Accuse di abbandono e fondi pubblici
Accanto alla causa naturale, emerge un'altra narrazione, più critica e controversa. Una recensione molto severa di una visitatrice delusa, risalente anch'essa a diversi anni fa, parla di uno stato di "nulla assoluto" e di abbandono che perdurava da tempo. La stessa testimonianza solleva una questione grave, menzionando presunti contributi ricevuti da enti come il F.A.I. (Fondo Ambiente Italiano), la Comunità Europea e la Regione, che non avrebbero portato a risultati visibili, lasciando la struttura in rovina. È importante sottolineare che si tratta di accuse contenute in una recensione personale e non è stato possibile trovare riscontri ufficiali che colleghino direttamente il Castello Bonetti a specifici progetti finanziati dal F.A.I. o da altri enti pubblici. Le ricerche nei database dei beni tutelati dal FAI non includono questa specifica proprietà. Tuttavia, questa percezione di incuria e di potenziale cattiva gestione contribuisce a creare un alone di mistero e polemica attorno al luogo.

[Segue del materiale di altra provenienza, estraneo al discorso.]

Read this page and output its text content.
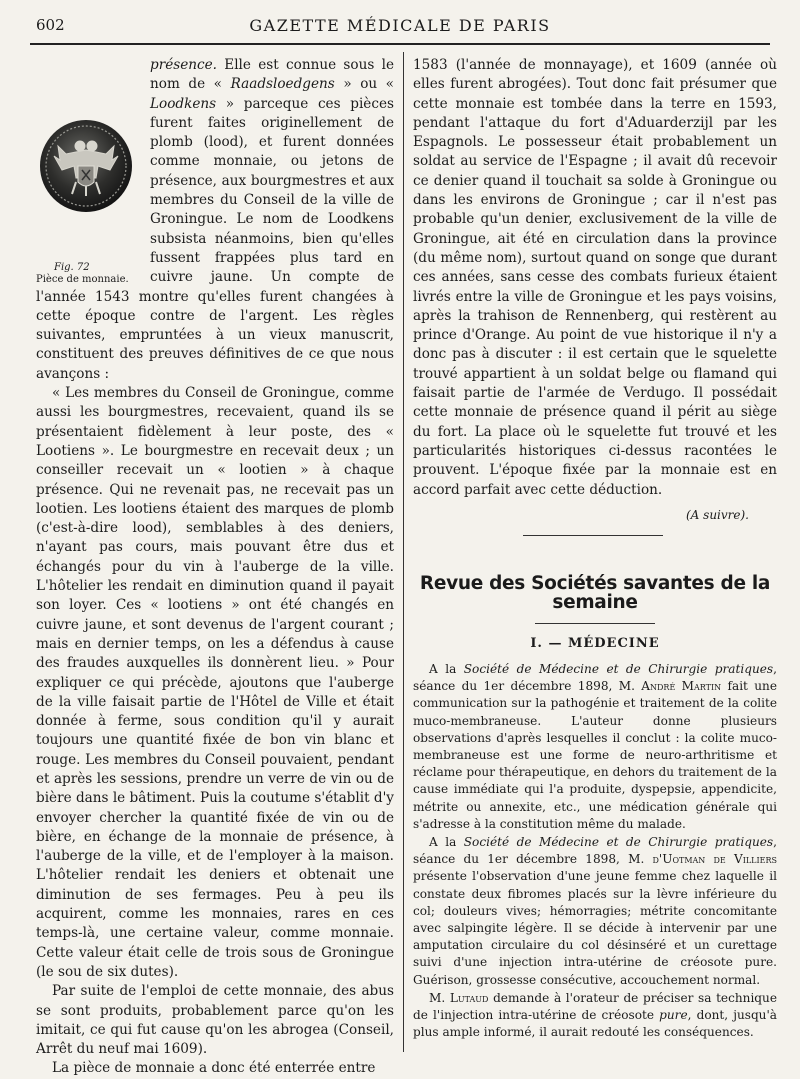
602	GAZETTE MÉDICALE DE PARIS
Fig. 72
Pièce de monnaie.

présence. Elle est connue sous le nom de « Raadsloedgens » ou « Loodkens » parceque ces pièces furent faites originellement de plomb (lood), et furent données comme monnaie, ou jetons de présence, aux bourgmestres et aux membres du Conseil de la ville de Groningue. Le nom de Loodkens subsista néanmoins, bien qu'elles fussent frappées plus tard en cuivre jaune. Un compte de l'année 1543 montre qu'elles furent changées à cette époque contre de l'argent. Les règles suivantes, empruntées à un vieux manuscrit, constituent des preuves définitives de ce que nous avançons :

« Les membres du Conseil de Groningue, comme aussi les bourgmestres, recevaient, quand ils se présentaient fidèlement à leur poste, des « Lootiens ». Le bourgmestre en recevait deux ; un conseiller recevait un « lootien » à chaque présence. Qui ne revenait pas, ne recevait pas un lootien. Les lootiens étaient des marques de plomb (c'est-à-dire lood), semblables à des deniers, n'ayant pas cours, mais pouvant être dus et échangés pour du vin à l'auberge de la ville. L'hôtelier les rendait en diminution quand il payait son loyer. Ces « lootiens » ont été changés en cuivre jaune, et sont devenus de l'argent courant ; mais en dernier temps, on les a défendus à cause des fraudes auxquelles ils donnèrent lieu. » Pour expliquer ce qui précède, ajoutons que l'auberge de la ville faisait partie de l'Hôtel de Ville et était donnée à ferme, sous condition qu'il y aurait toujours une quantité fixée de bon vin blanc et rouge. Les membres du Conseil pouvaient, pendant et après les sessions, prendre un verre de vin ou de bière dans le bâtiment. Puis la coutume s'établit d'y envoyer chercher la quantité fixée de vin ou de bière, en échange de la monnaie de présence, à l'auberge de la ville, et de l'employer à la maison. L'hôtelier rendait les deniers et obtenait une diminution de ses fermages. Peu à peu ils acquirent, comme les monnaies, rares en ces temps-là, une certaine valeur, comme monnaie. Cette valeur était celle de trois sous de Groningue (le sou de six dutes).

Par suite de l'emploi de cette monnaie, des abus se sont produits, probablement parce qu'on les imitait, ce qui fut cause qu'on les abrogea (Conseil, Arrêt du neuf mai 1609).

La pièce de monnaie a donc été enterrée entre

1583 (l'année de monnayage), et 1609 (année où elles furent abrogées). Tout donc fait présumer que cette monnaie est tombée dans la terre en 1593, pendant l'attaque du fort d'Aduarderzijl par les Espagnols. Le possesseur était probablement un soldat au service de l'Espagne ; il avait dû recevoir ce denier quand il touchait sa solde à Groningue ou dans les environs de Groningue ; car il n'est pas probable qu'un denier, exclusivement de la ville de Groningue, ait été en circulation dans la province (du même nom), surtout quand on songe que durant ces années, sans cesse des combats furieux étaient livrés entre la ville de Groningue et les pays voisins, après la trahison de Rennenberg, qui restèrent au prince d'Orange. Au point de vue historique il n'y a donc pas à discuter : il est certain que le squelette trouvé appartient à un soldat belge ou flamand qui faisait partie de l'armée de Verdugo. Il possédait cette monnaie de présence quand il périt au siège du fort. La place où le squelette fut trouvé et les particularités historiques ci-dessus racontées le prouvent. L'époque fixée par la monnaie est en accord parfait avec cette déduction.

(A suivre).
Revue des Sociétés savantes de la semaine
I. — MÉDECINE

A la Société de Médecine et de Chirurgie pratiques, séance du 1er décembre 1898, M. André Martin fait une communication sur la pathogénie et traitement de la colite muco-membraneuse. L'auteur donne plusieurs observations d'après lesquelles il conclut : la colite muco-membraneuse est une forme de neuro-arthritisme et réclame pour thérapeutique, en dehors du traitement de la cause immédiate qui l'a produite, dyspepsie, appendicite, métrite ou annexite, etc., une médication générale qui s'adresse à la constitution même du malade.

A la Société de Médecine et de Chirurgie pratiques, séance du 1er décembre 1898, M. d'Uotman de Villiers présente l'observation d'une jeune femme chez laquelle il constate deux fibromes placés sur la lèvre inférieure du col; douleurs vives; hémorragies; métrite concomitante avec salpingite légère. Il se décide à intervenir par une amputation circulaire du col désinséré et un curettage suivi d'une injection intra-utérine de créosote pure. Guérison, grossesse consécutive, accouchement normal.

M. Lutaud demande à l'orateur de préciser sa technique de l'injection intra-utérine de créosote pure, dont, jusqu'à plus ample informé, il aurait redouté les conséquences.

Lo stato attuale: un fascino spettrale per un alloggio che non c'è più
Oggi, chi si avventurasse in Borgata Valle seguendo vecchie indicazioni si troverebbe di fronte a uno scenario ben diverso da quello di una pensione accogliente. Le recensioni descrivono un luogo che, pur essendo chiuso, conserva un suo fascino malinconico e selvaggio. L'idea di un castello abbandonato, con la natura che lentamente si riprende i suoi spazi, può attrarre fotografi o esploratori di luoghi dimenticati. Tuttavia, per il viaggiatore in cerca di alloggi turistici, il risultato è una delusione. Il numero di telefono risulta inattivo da anni e l'accesso è compromesso. Non è più un luogo di ospitalità, ma un monumento silenzioso al suo stesso fallimento.

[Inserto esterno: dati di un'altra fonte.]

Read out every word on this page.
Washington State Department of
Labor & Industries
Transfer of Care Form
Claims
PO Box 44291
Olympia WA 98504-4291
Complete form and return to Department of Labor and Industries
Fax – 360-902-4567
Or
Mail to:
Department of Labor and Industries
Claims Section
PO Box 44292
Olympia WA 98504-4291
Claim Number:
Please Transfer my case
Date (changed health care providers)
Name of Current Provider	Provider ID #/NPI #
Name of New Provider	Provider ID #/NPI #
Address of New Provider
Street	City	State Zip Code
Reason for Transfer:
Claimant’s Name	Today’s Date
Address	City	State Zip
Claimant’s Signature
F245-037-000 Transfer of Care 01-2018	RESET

Analisi per il viaggiatore: pro e contro
Per chiunque stia pianificando un viaggio in questa zona della Liguria e si imbatta nel nome "Castello Bonetti", è fondamentale avere le idee chiare. Non si tratta di una scelta tra diversi ostelli o hotel, ma della consapevolezza di trovarsi di fronte a un'opzione inesistente.
Potenziali punti di interesse (non come alloggio):
- Fascino storico e architettonico: La struttura, vista dall'esterno e a distanza di sicurezza, rimane una testimonianza storica interessante.
- Atmosfera decadente: Per gli amanti del genere, il senso di abbandono e l'aspetto selvaggio del luogo possono avere un forte impatto emotivo e fotografico.
Punti critici e svantaggi:
- Chiusura permanente: È il dato più importante. La struttura non accetta prenotazioni né visitatori. Non è un alloggio disponibile.
- Inaccessibilità e pericolo: A causa della frana e dello stato di abbandono, tentare di raggiungere il castello potrebbe essere difficile e potenzialmente pericoloso.
- Stato di degrado: L'edificio è in uno stato di incuria e non è mantenuto in sicurezza.
- Informazioni fuorvianti: La sua presenza su vecchie mappe o directory online può generare confusione e portare a una perdita di tempo per chi cerca un posto dove dormire.
In conclusione, il Castello Bonetti non è più una risposta per chi cerca un soggiorno a Murialdo. È la storia di un'opportunità svanita, un bed and breakfast che non ha superato le sfide del suo territorio e della sua gestione. Per i viaggiatori, la sua vicenda serve da monito: verificare sempre lo stato attuale di una struttura ricettiva, soprattutto se si tratta di piccole realtà in zone isolate, per evitare di inseguire il fantasma di un hotel che non esiste più.